10. The rotary position sensor of claim 9, wherein said stator and rotor bodies have mutually formed therein a spring cavity; said sensor further comprising a spring located in said spring cavity and connected with said rotor and stator bodies.

11. A rotary position sensor, comprising:

a stator comprising:

a stator body having a hub, a sensor cavity being formed in said hub; and

at least one magnetosensitive device located in said sensor cavity;

a rotor comprising:

a rotor body having a socket formed therein; and

at least one pair of magnets having mutually opposed poles proximal to said socket; and

a securement feature comprising:

a bushing located at said socket;

said rotor body having an end face;

said hub having an end portion protruding with respect to said end face, said end portion having a slot formed therein;

a washer on said hub located between said slot and said end face; and

a clip trapped in said slot in interfering relationship with said end face by abutment with said washer;

wherein said rotor is rotatable with respect to said stator, and wherein said securement feature maintains said rotor body axially affixed with respect to said stator body; and

wherein said at least one pair of magnets and said at least one magnetosensitive device are aligned in a plane transverse to a rotation axis of the rotor relative to the stator.
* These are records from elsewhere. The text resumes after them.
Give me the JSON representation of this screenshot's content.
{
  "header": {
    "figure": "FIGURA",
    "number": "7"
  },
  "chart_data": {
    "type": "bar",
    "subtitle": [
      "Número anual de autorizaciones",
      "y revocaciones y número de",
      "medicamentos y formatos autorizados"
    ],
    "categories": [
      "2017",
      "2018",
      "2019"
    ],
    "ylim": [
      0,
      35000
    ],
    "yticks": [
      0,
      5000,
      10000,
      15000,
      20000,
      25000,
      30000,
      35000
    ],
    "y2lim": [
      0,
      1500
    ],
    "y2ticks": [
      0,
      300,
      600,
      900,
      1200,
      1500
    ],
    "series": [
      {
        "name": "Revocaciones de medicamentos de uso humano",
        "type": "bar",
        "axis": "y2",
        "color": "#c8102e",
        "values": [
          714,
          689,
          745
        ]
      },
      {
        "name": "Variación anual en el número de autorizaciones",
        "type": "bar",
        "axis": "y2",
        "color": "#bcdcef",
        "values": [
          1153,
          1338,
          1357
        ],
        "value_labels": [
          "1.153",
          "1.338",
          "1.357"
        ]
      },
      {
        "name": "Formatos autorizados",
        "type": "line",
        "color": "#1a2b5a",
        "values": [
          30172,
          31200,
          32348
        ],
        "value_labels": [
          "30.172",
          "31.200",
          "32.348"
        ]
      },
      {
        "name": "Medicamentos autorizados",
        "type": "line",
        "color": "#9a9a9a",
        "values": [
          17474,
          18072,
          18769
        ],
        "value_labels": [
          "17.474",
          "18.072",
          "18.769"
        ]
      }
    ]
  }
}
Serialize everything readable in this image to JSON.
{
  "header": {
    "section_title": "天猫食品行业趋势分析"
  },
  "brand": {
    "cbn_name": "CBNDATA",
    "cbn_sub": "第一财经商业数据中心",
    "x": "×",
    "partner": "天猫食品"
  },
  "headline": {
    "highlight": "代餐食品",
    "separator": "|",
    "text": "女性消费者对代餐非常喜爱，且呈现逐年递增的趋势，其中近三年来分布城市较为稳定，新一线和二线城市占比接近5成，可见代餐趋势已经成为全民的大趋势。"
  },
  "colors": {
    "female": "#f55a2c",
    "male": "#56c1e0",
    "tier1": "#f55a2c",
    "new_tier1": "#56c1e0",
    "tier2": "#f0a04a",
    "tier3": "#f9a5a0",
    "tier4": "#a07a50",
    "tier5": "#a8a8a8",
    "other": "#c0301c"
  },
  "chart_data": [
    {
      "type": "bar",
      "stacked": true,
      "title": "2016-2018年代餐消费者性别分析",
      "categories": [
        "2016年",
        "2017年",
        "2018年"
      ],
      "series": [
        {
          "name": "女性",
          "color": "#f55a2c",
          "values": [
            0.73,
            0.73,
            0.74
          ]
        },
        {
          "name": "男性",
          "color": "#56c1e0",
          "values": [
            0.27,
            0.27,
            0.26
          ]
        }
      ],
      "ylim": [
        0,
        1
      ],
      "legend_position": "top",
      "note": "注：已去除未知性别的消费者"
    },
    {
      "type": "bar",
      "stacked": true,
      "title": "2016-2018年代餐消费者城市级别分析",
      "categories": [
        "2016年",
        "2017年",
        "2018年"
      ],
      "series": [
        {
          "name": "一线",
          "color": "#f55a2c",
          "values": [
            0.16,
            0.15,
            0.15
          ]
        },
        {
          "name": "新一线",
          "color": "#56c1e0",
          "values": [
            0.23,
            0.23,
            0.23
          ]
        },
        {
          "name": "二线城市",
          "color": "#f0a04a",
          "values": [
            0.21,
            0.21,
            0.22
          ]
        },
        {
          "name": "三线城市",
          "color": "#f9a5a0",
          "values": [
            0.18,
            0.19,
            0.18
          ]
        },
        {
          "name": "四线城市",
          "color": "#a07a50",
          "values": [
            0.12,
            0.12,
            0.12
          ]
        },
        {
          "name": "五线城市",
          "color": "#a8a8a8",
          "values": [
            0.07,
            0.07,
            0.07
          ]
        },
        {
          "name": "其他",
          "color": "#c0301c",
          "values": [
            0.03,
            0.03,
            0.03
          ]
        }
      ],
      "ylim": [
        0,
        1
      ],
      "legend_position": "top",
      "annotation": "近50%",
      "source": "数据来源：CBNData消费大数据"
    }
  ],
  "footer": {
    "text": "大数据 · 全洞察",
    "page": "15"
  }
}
12. The rotary position sensor of claim 11, further comprising a seal between said rotor body and said stator body, wherein said rotor is sealingly rotatable with respect to said stator.

13. The rotary position sensor of claim 12, further comprising a mechanical linkage connected to said rotor body, said mechanical linkage comprising:

a ball connected with said rotor body;

a socket pivotally trapped on said ball; and

a rigid link connected to said socket.

14. The rotary position sensor of claim 13, wherein said stator and rotor bodies have mutually formed therein a spring cavity; said sensor further comprising a spring located in said spring cavity and connected with said rotor and stator bodies.